Afterwards there was a very bad-quality film about the effects that Agent Orange, dioxin and the other poisons that the Americans dropped onto the country has had on veterans of the war and their children, and a lot of pictures of hideous deformaties. It was quite one-sided in its declaration that the South Vietnamese were merely peasants, and that the US targetted civilians, but I really don't know how much of that is true. The next rooms in the museum made that sound increasingly likely.
After we'd seen the planes in the grounds, and the bombs and the rockets and the tanks all over the place, there was a room that showed photos of massacres, whole villages wiped out, children lying on muddy roads with their throats cut or bullet holes in their heads. There were horrible pictures of American soldiers grinning and holding up heads they'd cut off, and captions saying that the Americans were urged to believe that the Vietnamese were not actually human and that they deserved all they got, coupled with a few lines from the American Constitution. Photographers were quoted as saying that they had to stop Americans from shooting villagers so that they could take the photos, and then once they turned away they heard shots and they didn't look back. There were pictures of people burning with napalm, the deformities the chemical weapons are causing even now, and the appalling state that bodies were found in. The whole thing was sickening, and I have no idea how much of it is true. I'm not actually sure I want to know.
Just before we were chucked out when they closed the museum, we had a look at the 'tiger cages', tiny cells that the South Vietnamese used to hold Northern prisoners of war. There was a display of photos of people being tortured and cases showing the impliments used and descriptions, but I managed to avoid most of that. I was actually quite glad to get out, but at least I know a bit more about the country's history now.
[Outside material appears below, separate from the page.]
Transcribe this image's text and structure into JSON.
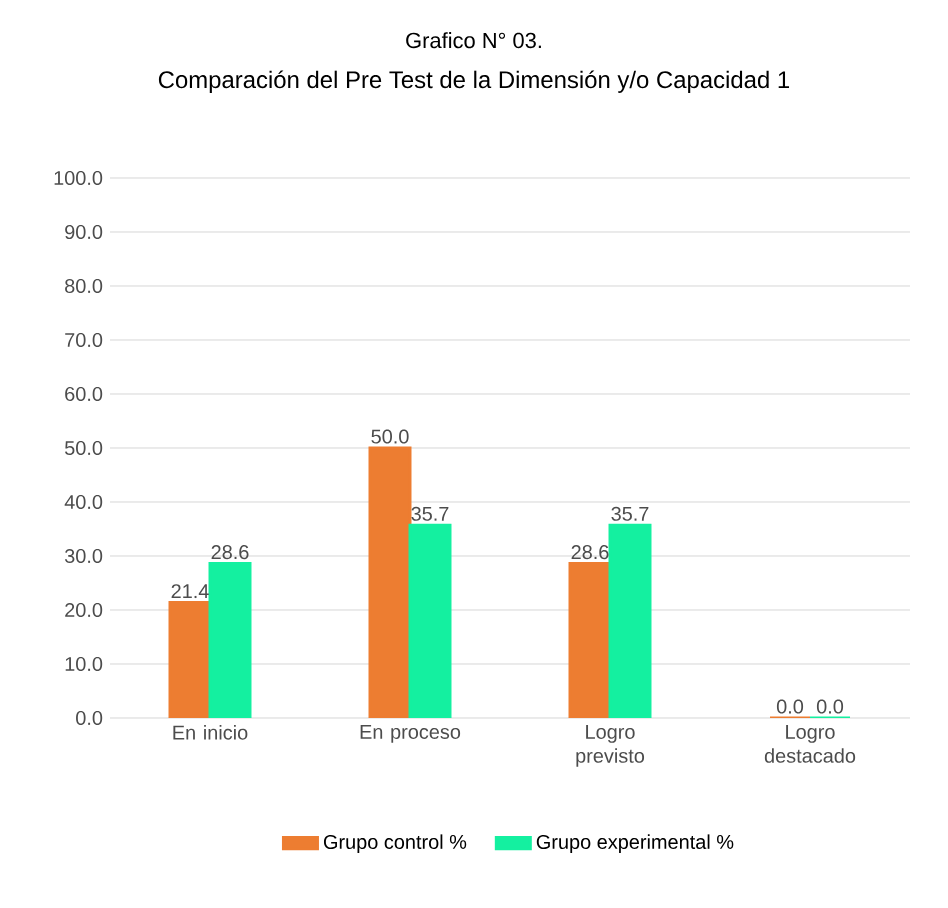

A little subdued, we hit the town at rush hour again, and had to use most of our concentration to cross roads. No-one had to help us this evening - I think our fear thresholds might be raising! We stopped at a street stall for a baguette and cheese (and carrot and onion and something else) and managed to make ourselves understood (I've realised that although I can now say two things in Vietnamese, which is a ridiculously difficult language, my French is far superior). I also bought a whole pomelo, and asked the lady to peel it for me, and a dragonfruit. This is a big, bright pink thing with green and pink leaves growing from it, which has gorgeous white flesh with black pips inside, that tastes like a kiwi fruit. We ate our picnic in our room, watched some CNN news (I'm months behind) and set the alarm for early again, as we're off to see some tunnels and a temple in the morning.